Copyright: WFP/Marcus Prior
NAIROBI – The United Nations World Food Programme (WFP) is scaling up food assistance in Kenya to feed 3.5 million Kenyans hit by drought and high food prices, and appealing to donors for a total of US$244 million dollars to prevent the most vulnerable from going hungry.
“Kenyans already struggling with drought and high food prices are now being hit by the financial crisis,” said WFP Kenya Country Director Burkard Oberle, adding that falling remittances from overseas, in addition to crop failures, meant that hundreds of thousands more people were now struggling to find enough food.
Subsistence farmers in southeastern and coastal areas were hardest hit by the failure of the October-December short rains and have experienced almost total crop loss. Many families are struggling to find food for even one meal a day, and need food assistance in some cases until the next short rains harvest in 2010.
Oberle added that rates of child malnutrition in pastoral and marginal agricultural districts, for instance, were already beginning to reach or surpass crisis levels.
A new WFP operation from 1 April will scale up food assistance with the following specific measures:
- Increase the numbers of people in Kenya receiving general food distributions from 1.2 million people to 2.5 million through February 2010.
- Assist 340,000 people including children, pregnant and nursing mothers and orphans for the same period. Out of these, 175,000 people in overcrowded urban areas with a malnourished child in their family will receive monthly family rations.
- Provide 655,000 children with a meal at school, giving families an incentive to keep children in school during tough times instead of pulling them out to look for work or food.
Under a separate operation, 770,000 children currently receive WFP meals in school.

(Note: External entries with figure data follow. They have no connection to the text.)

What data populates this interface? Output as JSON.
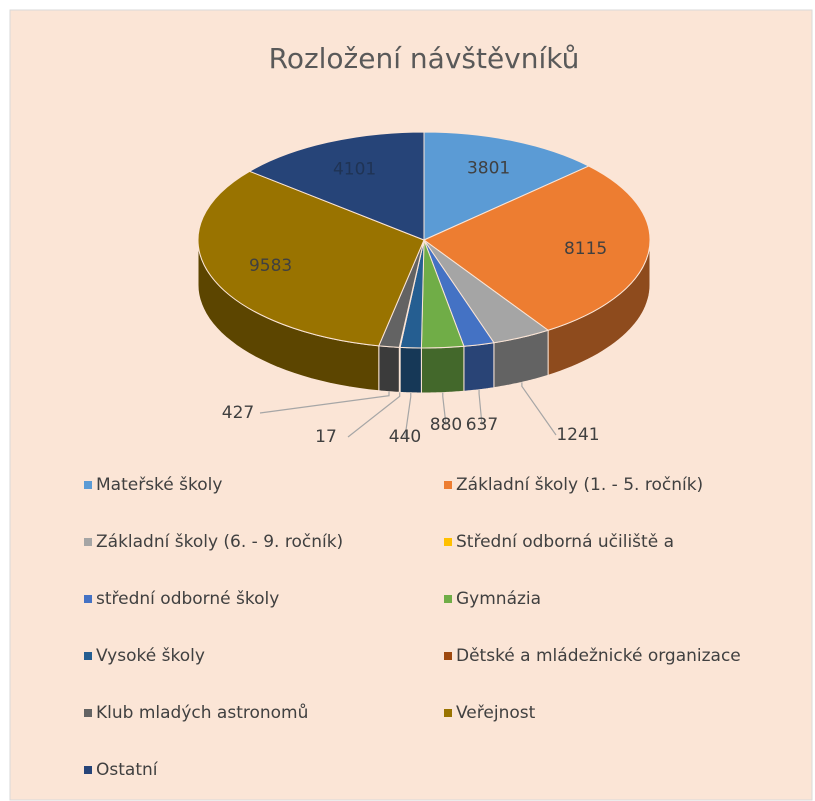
{
  "chart_data": {
    "type": "pie3d",
    "title": "Rozložení návštěvníků",
    "categories": [
      "Mateřské školy",
      "Základní školy (1. - 5. ročník)",
      "Základní školy (6. - 9. ročník)",
      "Střední odborná učiliště a",
      "střední odborné školy",
      "Gymnázia",
      "Vysoké školy",
      "Dětské a mládežnické organizace",
      "Klub mladých astronomů",
      "Veřejnost",
      "Ostatní"
    ],
    "values": [
      3801,
      8115,
      1241,
      null,
      637,
      880,
      440,
      17,
      427,
      9583,
      4101
    ],
    "colors": [
      "#5b9bd5",
      "#ed7d31",
      "#a5a5a5",
      "#ffc000",
      "#4472c4",
      "#70ad47",
      "#255e91",
      "#9e480e",
      "#636363",
      "#997300",
      "#264478"
    ],
    "legend": "bottom"
  }
}
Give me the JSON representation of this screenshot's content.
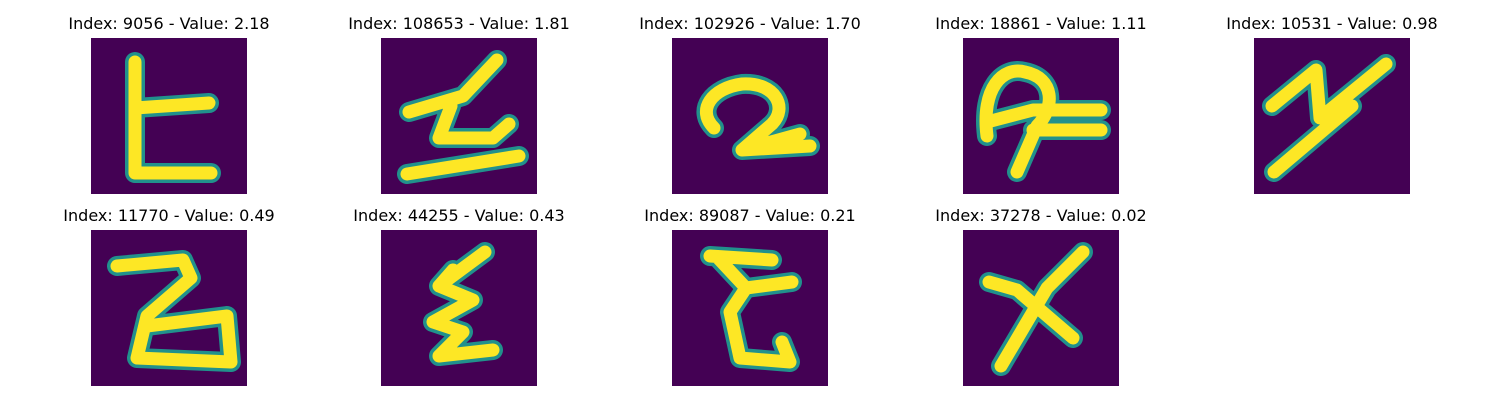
{
  "colors": {
    "background": "#440154",
    "stroke": "#fde725",
    "edge": "#21918c"
  },
  "panels": [
    {
      "title": "Index: 9056 - Value: 2.18",
      "glyph": "ㄴ-like"
    },
    {
      "title": "Index: 108653 - Value: 1.81",
      "glyph": "z-like"
    },
    {
      "title": "Index: 102926 - Value: 1.70",
      "glyph": "2-like"
    },
    {
      "title": "Index: 18861 - Value: 1.11",
      "glyph": "loop"
    },
    {
      "title": "Index: 10531 - Value: 0.98",
      "glyph": "y-like"
    },
    {
      "title": "Index: 11770 - Value: 0.49",
      "glyph": "2-like"
    },
    {
      "title": "Index: 44255 - Value: 0.43",
      "glyph": "e-like"
    },
    {
      "title": "Index: 89087 - Value: 0.21",
      "glyph": "e-like"
    },
    {
      "title": "Index: 37278 - Value: 0.02",
      "glyph": "x-like"
    }
  ]
}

The Government of Kenya declared a national disaster in January following the failure of the short rains in southeastern and coastal marginal agricultural lowlands and the central highlands. The 3.5 million people to receive WFP food assistance are concentrated in rural areas. In addition, the Government has identified around 4 million people in urban areas as food insecure, plus 1.9 million affected by HIV/AIDS.
High food prices have exacerbated the crisis caused by drought and reduced people’s ability to buy food. Maize prices have increased by up to 130 percent in parts of the country since last year. Inflation and high fuel and fertilizer prices stopped farmers producing larger harvests.
A joint short rains assessment due to be issued this week by the Government, UN agencies and NGOs found maize output for 2008-2009 marketing season was 15 percent below average. High food prices contributed to shortages of cereals at affordable prices for many Kenyans. Livestock disease and conflict in northern pastoral areas weakened many people’s ability to feed themselves.
The new WFP operation will help people rebuild and increase the resilience of their livelihoods in the longer-term and provide WFP the flexibility to scale up operations in times of crisis.
WFP is encouraging farmers to grow drought resistant crops, such as millet and sorghum. Through Food for Assets projects, communities receive WFP food in exchange for building water pans and other water harvesting tools to protect them from the worst effects of drought.
The new WFP operation in Kenya will cost a total of US$474 million from April 2009 through March 2012. Of the US$244 million required through February 2010, the following countries donors have already contributed: Spain, Japan, Turkey and Australia.